Und weiter: "Mit einer Kollektion kann man sein ganzes Leben ruinieren oder natürlich auch alles gewinnen. Aber den Respekt vor dem, was die jungen Leute machen, den habe ich einfach definitiv." Als Stil-Ikonen nannte er im Interview übrigens diese Damen: "Herzogin Kate, Máxima der Niederlande, Fernsehmoderatorin Petra Gerster, Selma Hayek, Jackie Kennedy." So einen Juror kann man sich zumindest als Teilnehmer eigentlich nur wünschen.
Sollte Kretschmer auch im weiteren Verlauf der Sendung seine Rolle nicht finden, muss das allerdings kein schlechtes Zeugnis bedeuten, denn im Prinzip befindet er sich damit in gar nicht so schlechter Gesellschaft. Auch der Talkmaster schlechthin, Thomas Gottschalk, konnte als Jury-Mitglied einer Castingshow nicht unbedingt überzeugen - manche brauchen eben ihre eigene Show.
Und die Kandidaten der gestrigen Sendung? Die waren wieder gewohnt unterschiedlich. Einer brachte Bewegung in die Jury. Denn nach dem Auftritt von Mathieu Bolillo zeigte Bruce Darnell, wie top trainiert der 56-Jährige ist: Er hängte sich wie zuvor der Kandidat an eine Art gebogenen Barren, ließ sich auf den Trampolinboden fallen und kam wieder in derselben Position an. Lena Gercke tat es ihm gleich, sie kam auch wieder hoch, aber "bei dem Gewicht ist das auch keine Kunst", frotzelte Bohlen, der zwar mit nach vorne gekommen war, sich dann aber wie Kretschmer doch nicht traute.

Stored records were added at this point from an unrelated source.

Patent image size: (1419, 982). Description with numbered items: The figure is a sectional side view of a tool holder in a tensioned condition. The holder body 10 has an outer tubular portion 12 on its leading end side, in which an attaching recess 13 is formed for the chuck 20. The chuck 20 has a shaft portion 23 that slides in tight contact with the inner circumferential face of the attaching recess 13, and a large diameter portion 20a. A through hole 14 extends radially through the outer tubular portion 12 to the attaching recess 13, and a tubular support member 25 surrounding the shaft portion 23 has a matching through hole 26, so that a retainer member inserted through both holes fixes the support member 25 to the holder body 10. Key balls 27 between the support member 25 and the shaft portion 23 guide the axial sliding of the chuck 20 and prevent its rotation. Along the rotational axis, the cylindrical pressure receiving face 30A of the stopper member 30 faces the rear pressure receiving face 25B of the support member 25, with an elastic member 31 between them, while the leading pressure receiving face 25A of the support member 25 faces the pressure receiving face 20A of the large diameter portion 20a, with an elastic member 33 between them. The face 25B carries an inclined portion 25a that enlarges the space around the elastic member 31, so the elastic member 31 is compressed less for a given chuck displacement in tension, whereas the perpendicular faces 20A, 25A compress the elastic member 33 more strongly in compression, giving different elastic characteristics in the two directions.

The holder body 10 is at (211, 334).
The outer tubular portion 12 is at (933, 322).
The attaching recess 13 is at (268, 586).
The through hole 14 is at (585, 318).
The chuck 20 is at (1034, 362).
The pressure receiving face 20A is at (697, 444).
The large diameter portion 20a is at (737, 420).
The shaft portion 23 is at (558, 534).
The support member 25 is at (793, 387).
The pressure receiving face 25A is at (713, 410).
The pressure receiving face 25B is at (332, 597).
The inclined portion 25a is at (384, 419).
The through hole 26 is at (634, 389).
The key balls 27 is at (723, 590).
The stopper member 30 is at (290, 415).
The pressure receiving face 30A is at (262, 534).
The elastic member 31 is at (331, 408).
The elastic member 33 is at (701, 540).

Ein anderer auffallender Kandidat war der Latex-Weihnachtsmann Karsten Vollmer. Er kann singen, bekam aber von Kretschmer nur ein Go, "wenn ich mir die Augen zuhalte". Beide "Supertalent"-Kandidaten kamen ebenso weiter wie Zauberer Scott Nelson, Illusionist James More, die brennenden Akrobaten von Oliver Favre-Bulle, die süße Sängerin Maria Fischer, der 19-Jährige ohne Stimmbruch Christian Jährig sowie Knuddel-Sänger Mike Kazmaier.